The vacuum energy density is generically given by the sum of the ground state energies of each oscillator mode composing the quantum field. In the continuum, each mode of a free scalar field contributes an energy $\frac12\hbar\omega_k$, where $\omega_k$ is the frequency of the oscillator, and the bare (unregularised) value for the vacuum energy density is given by an integral over all the zero modes:

$$
\rho=\frac1V\langle\hat H\rangle=\hbar\int\frac{\mathrm d^3 k}{(2\pi)^3}\frac{\omega_k}2
\\=\hbar\int\frac{\mathrm d^3 k}{(2\pi)^3}\frac{\sqrt{k^2+m^2}}2
\\=\frac{\hbar}{4\pi^2}\int_0^\infty\mathrm dk\ k^2\sqrt{k^2+m^2}
$$
and is naïvely UV infinite without regularisation, since modes of arbitrarily short wavelength are taken into account. 

We choose to impose a hard momentum cutoff $\Lambda$ to regularise the integral. The choice of energy scale as the cutoff reflects, roughly, our confidence in that QFT does not break down (and hence is predictive) at and up to this energy scale.
$$
\\\rho=\frac{\hbar}{4\pi^2}\int_0^\Lambda\mathrm dk\ k^2\sqrt{k^2+m^2}
$$

Although, strictly speaking, we should perform this zero-mode analysis in terms of an *interacting*, *photon* field rather than a free scalar field, this does not change the final result appreciably, and so this calculation is accurate.

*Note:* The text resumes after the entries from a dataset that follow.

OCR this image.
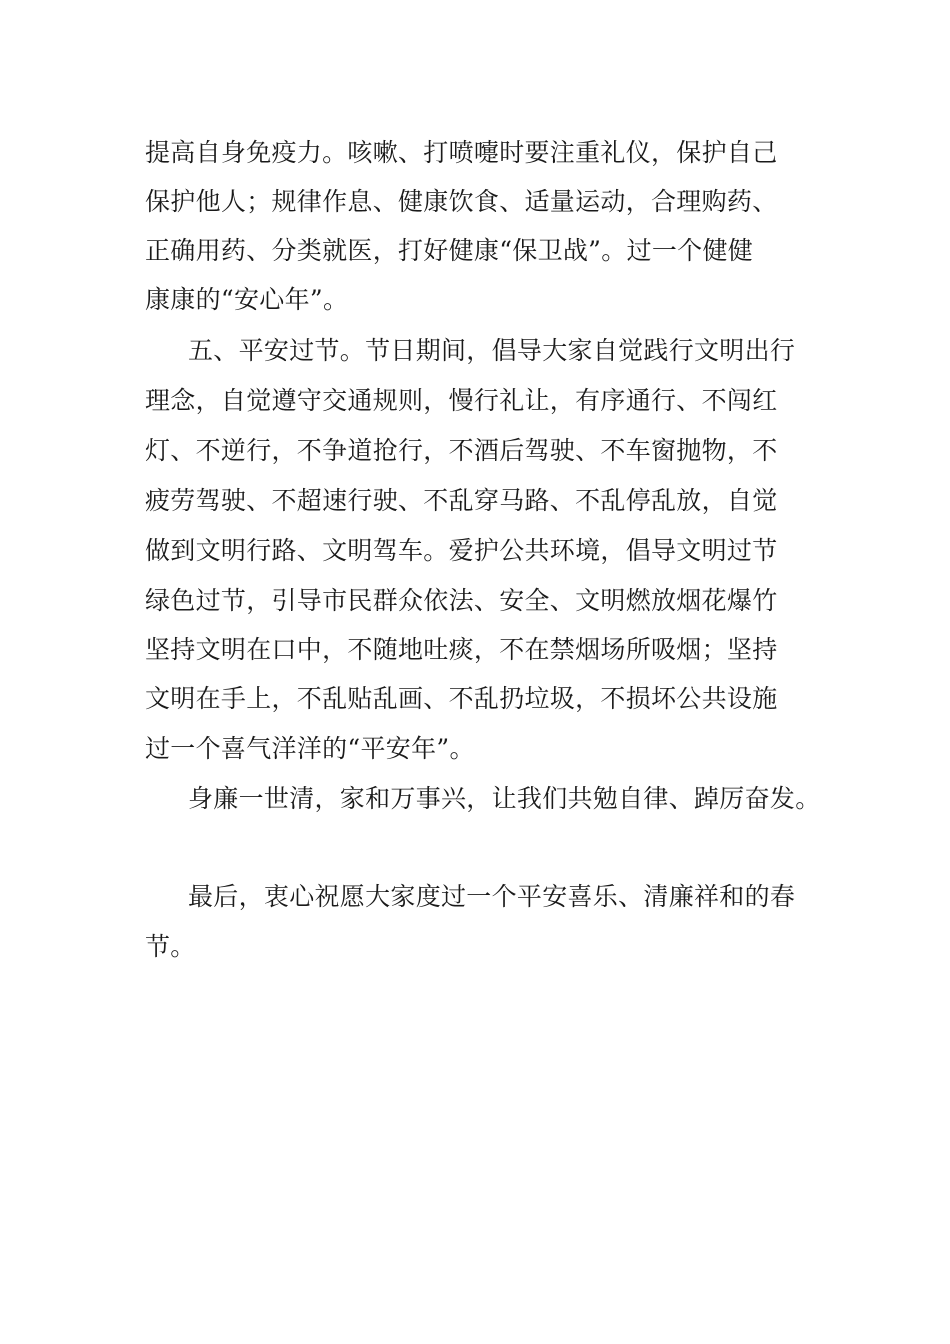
提高自身免疫力。咳嗽、打喷嚏时要注重礼仪，保护自己
保护他人；规律作息、健康饮食、适量运动，合理购药、
正确用药、分类就医，打好健康“保卫战”。过一个健健
康康的“安心年”。
五、平安过节。节日期间，倡导大家自觉践行文明出行
理念，自觉遵守交通规则，慢行礼让，有序通行、不闯红
灯、不逆行，不争道抢行，不酒后驾驶、不车窗抛物，不
疲劳驾驶、不超速行驶、不乱穿马路、不乱停乱放，自觉
做到文明行路、文明驾车。爱护公共环境，倡导文明过节
绿色过节，引导市民群众依法、安全、文明燃放烟花爆竹
坚持文明在口中，不随地吐痰，不在禁烟场所吸烟；坚持
文明在手上，不乱贴乱画、不乱扔垃圾，不损坏公共设施
过一个喜气洋洋的“平安年”。
身廉一世清，家和万事兴，让我们共勉自律、踔厉奋发。
最后，衷心祝愿大家度过一个平安喜乐、清廉祥和的春
节。
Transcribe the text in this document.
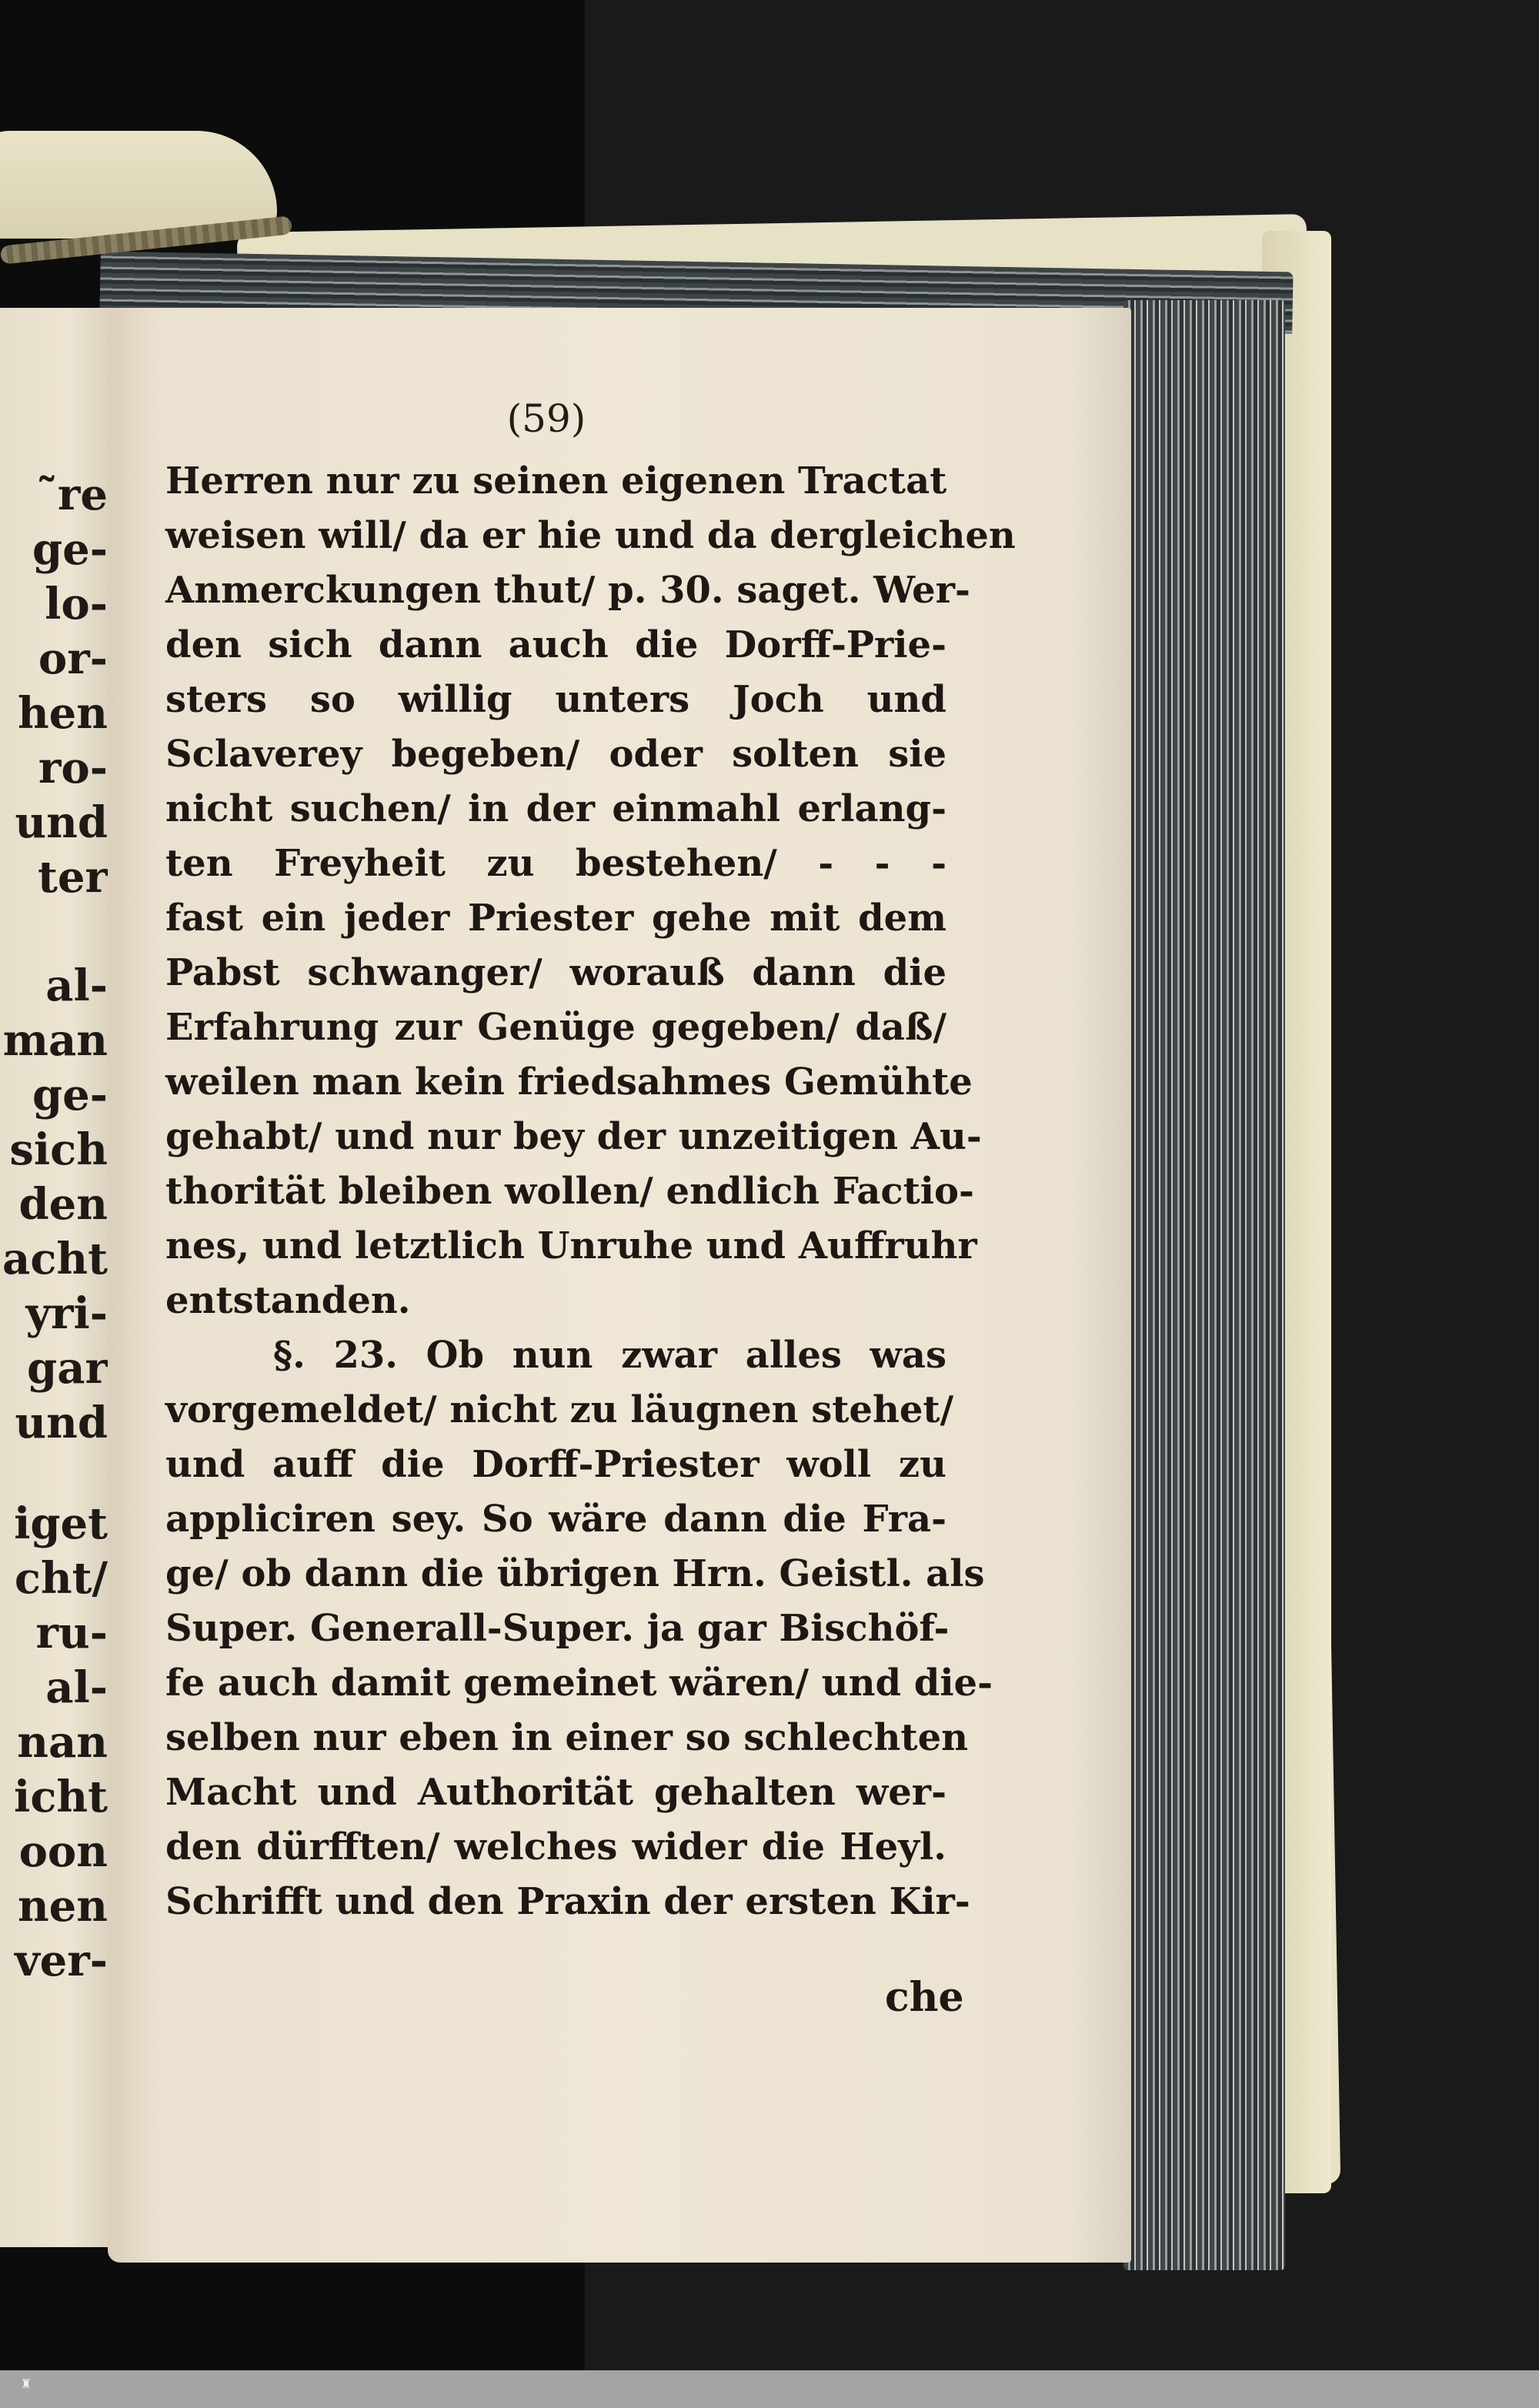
̃re
ge-
lo-
or-
hen
ro-
und
ter
al-
man
ge-
sich
den
acht
yri-
gar
und
iget
cht/
ru-
al-
nan
icht
oon
nen
ver-
(59)
Herren nur zu seinen eigenen Tractat
weisen will/ da er hie und da dergleichen
Anmerckungen thut/ p. 30. saget. Wer-
den sich dann auch die Dorff-Prie-
sters so willig unters Joch und
Sclaverey begeben/ oder solten sie
nicht suchen/ in der einmahl erlang-
ten Freyheit zu bestehen/ - - -
fast ein jeder Priester gehe mit dem
Pabst schwanger/ worauß dann die
Erfahrung zur Genüge gegeben/ daß/
weilen man kein friedsahmes Gemühte
gehabt/ und nur bey der unzeitigen Au-
thorität bleiben wollen/ endlich Factio-
nes, und letztlich Unruhe und Auffruhr
entstanden.
§. 23. Ob nun zwar alles was
vorgemeldet/ nicht zu läugnen stehet/
und auff die Dorff-Priester woll zu
appliciren sey. So wäre dann die Fra-
ge/ ob dann die übrigen Hrn. Geistl. als
Super. Generall-Super. ja gar Bischöf-
fe auch damit gemeinet wären/ und die-
selben nur eben in einer so schlechten
Macht und Authorität gehalten wer-
den dürfften/ welches wider die Heyl.
Schrifft und den Praxin der ersten Kir-
che
♜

For example, this is $\rho_\gamma=\frac{\hbar\Lambda^4}{16\pi^2}$ for massless photons. More generally, the vacuum energy density goes as $\rho\sim\hbar\Lambda^4$, which you can see via dimensional analysis alone. Anyway, if we make the claim that our theory is valid up to the Planck scale, we can set the cutoff equal to the Planck mass $\frac{1}{8\pi G}\sim10^{18}\ \mathrm{GeV}$ whereupon $\rho$ is ${\sim}10^{110}\ \mathrm{erg/cm^3}$. This is 120 orders of magnitude greater than the *upper bound* on the actual cosmological constant, which is on the order $10^{-10}\ \mathrm{erg/cm^3}$. 

By the dimensional relation between $\rho$ and $\Lambda$, we see that 120 orders of magnitude difference in $\rho$ corresponds to a 30 order magnitude difference in $\Lambda$. So the momentum cutoff that reproduces the observed vacuum energy density is ${\sim}10^{-3}\ \mathrm{eV}$, or alternatively a wavelength of around $1\ \mathrm{mm}$. In the grand scheme of things, these are ridiculously low-energy photons: for instance, a photon of visible light has about 2000 times as much energy as the photons at the cutoff. In other words: *yes*, we have observed photons above this cutoff (and in fact you are doing so right now by reading this answer).